If Bonds lied to a federal grand jury, then Lloyd Blankfein and David Viniar — corporate honchos with Wall Street giant Goldman Sachs — did far worse. According to a 650-page report on the financial meltdown just issued by the U.S. Senate, Blankfein and Viniar lied through their teeth while testifying — under oath — before the Senate Permanent Subcommittee on Investigations. Goldman Sachs, it turns out, made billions by “betting” that the housing market would crash, while at the same time selling gullible investors on the essential soundness of the housing market. Some might say Blankfein and Viniar were just smart — and in fact they are. But on a grand scale, they withheld key information from investors and got stupid-rich doing so. That’s called fraud. Then they denied doing so while under oath. That’s called perjury. To date, however, no indictment has been served against Blankfein — nor does he have to worry one ever will. The actual details of the scam are beyond the ken of mere mortals, and Blankfein’s denials, while absolute, were buttered with enough slippery language to obscure his obvious intent to deceive. Disproving Dick Tracy’s maxim — “Crime does not pay” — Blankfein was just rewarded with a $5.4-million cash bonus.

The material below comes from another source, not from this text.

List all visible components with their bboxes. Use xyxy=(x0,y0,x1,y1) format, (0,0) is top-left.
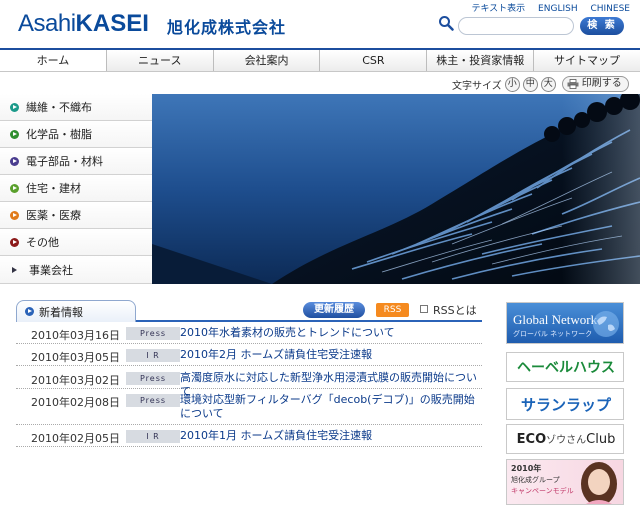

No entity has grasped the utter irrelevance of the truth quite as thoroughly as the Supreme Court. Two weeks ago, the court overturned a $14-million award rendered by a Louisiana jury to former death-row inmate John Thompson — who spent 18 years behind bars for a murder he didn’t commit and came within weeks of being executed — after it was revealed that New Orleans prosecutors withheld key information that would have proved him innocent at the time. Prosecutors are legally and morally required to do this; if they don’t, it’s huge. In Thompson’s case, the prosecution withheld crime-scene evidence and blood-test results. They failed to report that one eyewitness to the murder did not identify Thompson as the perp and that another witness had been paid reward money by family members of the victim. Four members of the prosecution team were implicated. In voting to overturn the $14-million sanction, Justice Clarence Thomas broke his unstated vow of silence to opine that Thompson’s attorneys never proved that the district attorney, Harry Connick Jr.’s father, was deliberately indifferent to the prosecution’s legal duties. Even more bizarrely, Justice Antonin Scalia, who also ruled against Thompson, cited as precedent a case where the Supreme Court sent a man — later proved by subsequent DNA tests to be factually innocent — back to prison for a rape he did not commit. In other words, prosecutors can frame who they want and get away with it. Even if they get caught, the burden of proof has been set so impossibly high that there will be no punishment.
The moral to this story? Even if there’s no truth, deception remains alive and well. After all, just because you’re an atheist doesn’t mean you can’t believe in the devil.